My esteemed colleague Mr Kurt Moobs thought he had put together the perfect Christmas treat last Thursday -- a geography field trip.

Kurt isn't actually a geography teacher, but of course he wouldn't let a small detail like that spoil a day in the hills, and once he's settled the Sixth Years down to work on the worksheets that he keeps stored up for his days on parole, he nips into the staff loo and changes into his wellies, waterproof trousers and fleece hoodie.

He has told Mr Finnegan, bona fide geographer and keen cartographer and the lovely Miss Gossard, both of whom teach the subject, that he'll join them on the coach at the front of the school at 10 past nine.

Only problem is, however, that they think it's just the latest of Kurt's gusts of bravado.

They know that he's timetabled for Sixth Year at nine.

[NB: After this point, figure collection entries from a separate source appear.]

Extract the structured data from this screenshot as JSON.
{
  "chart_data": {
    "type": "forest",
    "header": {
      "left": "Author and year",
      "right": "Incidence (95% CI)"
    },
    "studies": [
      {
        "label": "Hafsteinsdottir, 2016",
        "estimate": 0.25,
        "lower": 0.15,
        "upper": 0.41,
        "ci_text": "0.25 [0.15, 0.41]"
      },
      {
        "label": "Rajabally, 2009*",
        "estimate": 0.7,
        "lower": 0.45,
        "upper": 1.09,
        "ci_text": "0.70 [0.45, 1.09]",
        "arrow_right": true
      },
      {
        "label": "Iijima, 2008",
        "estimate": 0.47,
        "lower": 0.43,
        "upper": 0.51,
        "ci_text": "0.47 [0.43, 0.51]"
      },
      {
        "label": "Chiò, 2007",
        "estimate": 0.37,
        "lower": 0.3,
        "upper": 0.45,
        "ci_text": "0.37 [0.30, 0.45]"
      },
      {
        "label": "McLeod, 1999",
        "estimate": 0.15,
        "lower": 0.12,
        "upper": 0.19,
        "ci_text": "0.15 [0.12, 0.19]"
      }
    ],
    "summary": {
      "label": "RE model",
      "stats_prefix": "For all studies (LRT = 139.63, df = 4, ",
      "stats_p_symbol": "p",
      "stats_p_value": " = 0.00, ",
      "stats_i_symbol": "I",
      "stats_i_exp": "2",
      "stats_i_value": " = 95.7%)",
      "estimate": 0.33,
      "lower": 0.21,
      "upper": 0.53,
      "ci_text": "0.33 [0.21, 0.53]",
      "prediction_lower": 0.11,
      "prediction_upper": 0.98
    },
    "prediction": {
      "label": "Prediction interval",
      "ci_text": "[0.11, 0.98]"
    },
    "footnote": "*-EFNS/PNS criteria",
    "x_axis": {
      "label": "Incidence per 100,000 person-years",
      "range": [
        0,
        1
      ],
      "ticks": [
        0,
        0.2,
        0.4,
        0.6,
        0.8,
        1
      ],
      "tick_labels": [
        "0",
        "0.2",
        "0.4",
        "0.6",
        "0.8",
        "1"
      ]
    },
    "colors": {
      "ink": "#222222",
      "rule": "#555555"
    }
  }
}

And come on, Kurt, it's not unusual to be sitting with you in a sandwich bar at lunch on any day, throwing back a cappuccino while getting ready to run back to the school only for you to say: "What's the hassle? Leave them in peace and they'll master that autonomous learning thing they were telling us about in that in-service all the faster. Sit down and drink that coffee with a bit of dignity -- you're making a show of me now!"